Step 6, identifying tomatoes

Inputting the color image to be detected into the trained SSD network, labeling the boundary box with the score larger than 50% of the threshold value, and selecting the area as the detected tomato area. In this embodiment, the test set is input into the network model, the detection result is significantly better than that of the conventional SSD network model, and fig. 4 shows the detected tomato bounding box in one of the pictures, which shows that the position of the tomato is accurately identified as a whole.

Therefore, the convolution layer is used for replacing the maximum pooling layer to carry out down-sampling, more feature information can be reserved, multiplexing and fusion of front and rear layer features are realized by introducing a residual error structure into a backbone network, and rapidness and accuracy of tomato fruit feature extraction are met.

The above-described embodiments are merely preferred embodiments of the present invention, which should not be construed as limiting the invention. Various changes and modifications may be made by one of ordinary skill in the pertinent art without departing from the spirit and scope of the present invention.

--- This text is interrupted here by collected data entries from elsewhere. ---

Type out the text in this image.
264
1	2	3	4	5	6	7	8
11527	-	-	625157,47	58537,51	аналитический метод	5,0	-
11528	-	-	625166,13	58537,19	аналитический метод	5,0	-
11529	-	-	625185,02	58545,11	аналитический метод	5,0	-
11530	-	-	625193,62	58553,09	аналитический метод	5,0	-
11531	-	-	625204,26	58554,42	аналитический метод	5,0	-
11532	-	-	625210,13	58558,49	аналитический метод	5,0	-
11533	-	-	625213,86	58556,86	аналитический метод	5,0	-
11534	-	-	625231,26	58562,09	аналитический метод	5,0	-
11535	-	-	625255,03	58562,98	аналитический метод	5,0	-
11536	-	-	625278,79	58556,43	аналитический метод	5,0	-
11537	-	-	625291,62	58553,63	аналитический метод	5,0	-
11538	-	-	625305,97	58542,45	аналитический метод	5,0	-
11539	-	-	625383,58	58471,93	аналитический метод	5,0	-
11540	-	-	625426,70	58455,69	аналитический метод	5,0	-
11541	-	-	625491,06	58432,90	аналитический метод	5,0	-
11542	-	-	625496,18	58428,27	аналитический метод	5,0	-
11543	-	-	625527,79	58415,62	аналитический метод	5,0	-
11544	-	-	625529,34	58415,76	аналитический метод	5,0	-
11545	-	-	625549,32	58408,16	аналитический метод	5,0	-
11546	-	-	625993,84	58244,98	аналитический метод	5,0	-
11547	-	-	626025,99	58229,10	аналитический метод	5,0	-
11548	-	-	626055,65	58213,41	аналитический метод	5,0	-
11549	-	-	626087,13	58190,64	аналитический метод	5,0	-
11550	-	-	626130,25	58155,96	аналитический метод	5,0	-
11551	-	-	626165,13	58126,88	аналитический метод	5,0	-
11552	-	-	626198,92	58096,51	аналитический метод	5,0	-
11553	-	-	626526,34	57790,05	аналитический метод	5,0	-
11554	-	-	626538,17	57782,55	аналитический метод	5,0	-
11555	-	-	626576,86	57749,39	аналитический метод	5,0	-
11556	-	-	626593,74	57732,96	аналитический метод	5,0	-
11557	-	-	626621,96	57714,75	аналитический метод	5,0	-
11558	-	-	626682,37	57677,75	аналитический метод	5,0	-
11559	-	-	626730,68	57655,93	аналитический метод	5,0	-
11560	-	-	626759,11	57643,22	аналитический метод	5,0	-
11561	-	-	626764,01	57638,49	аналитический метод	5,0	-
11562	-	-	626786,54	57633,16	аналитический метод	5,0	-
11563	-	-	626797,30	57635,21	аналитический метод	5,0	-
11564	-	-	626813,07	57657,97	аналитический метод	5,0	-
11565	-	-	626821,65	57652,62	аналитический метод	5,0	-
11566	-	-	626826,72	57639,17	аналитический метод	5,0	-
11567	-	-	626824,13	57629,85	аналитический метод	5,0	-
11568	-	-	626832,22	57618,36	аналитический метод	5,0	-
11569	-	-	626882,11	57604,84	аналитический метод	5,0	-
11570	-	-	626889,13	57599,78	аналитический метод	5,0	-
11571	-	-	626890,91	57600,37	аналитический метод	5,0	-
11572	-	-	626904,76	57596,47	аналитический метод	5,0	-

Therefore, the technical scheme obtained by adopting the mode of equivalent replacement or equivalent transformation is within the protection scope of the invention.

Claims

1. A tomato identification method based on deep learning is characterized by comprising the following steps:

2. The method as claimed in claim 1, wherein in S1, tomato images of multiple complex situations are collected, and training samples include different illumination, angle, and fruit size, single fruit, multiple fruits, and the situation that a fruit is blocked by tomato leaves.

3. The tomato recognition method based on deep learning as claimed in claim 1, wherein the data enhancement comprises flipping, shifting, clipping, color dithering and noise enhancement.

4. The method as claimed in claim 1, wherein in S3, the tomato pictures in the training set are labeled manually with a label file provided by a tool box, Labelimg.

5. The tomato recognition method based on deep learning of claim 1, wherein in S4, 5-layer hole convolutional layers with 2 layers, 3 layers, 6 layers, 9 layers and 14 layers are respectively used to perform 2-fold down-sampling to replace the down-sampling of 5 maximum pooling layers in the original VGG16 network, so as to form 4 residual blocks.

6. The tomato recognition method based on deep learning as claimed in claim 1, wherein in S4, the convolution kernel size of the two-layer hole convolution layer for replacing FC6 and FC7 is 3 × 3, the padding is set to 0, the step size is set to 1, the number of intervals of the convolution kernel points is 1, and the final receptive field size is 7 × 7.

7. The deep learning-based tomato recognition method of claim 1, wherein in S4, the convolution kernel size of the hole convolution layer replacing conv8_2 layer is 3 x 3, and the hole rate is 2; the convolution kernel size of the hole convolution layer for replacing the conv9_2 layer was 3 × 3, and the hole rate was 4.

8. The method as claimed in claim 1, wherein in S5, when training the improved SSD network architecture, framework parameters need to be configured in advance, the detection type is set to 1, the matching threshold is 0.5, and the training steps are 20000.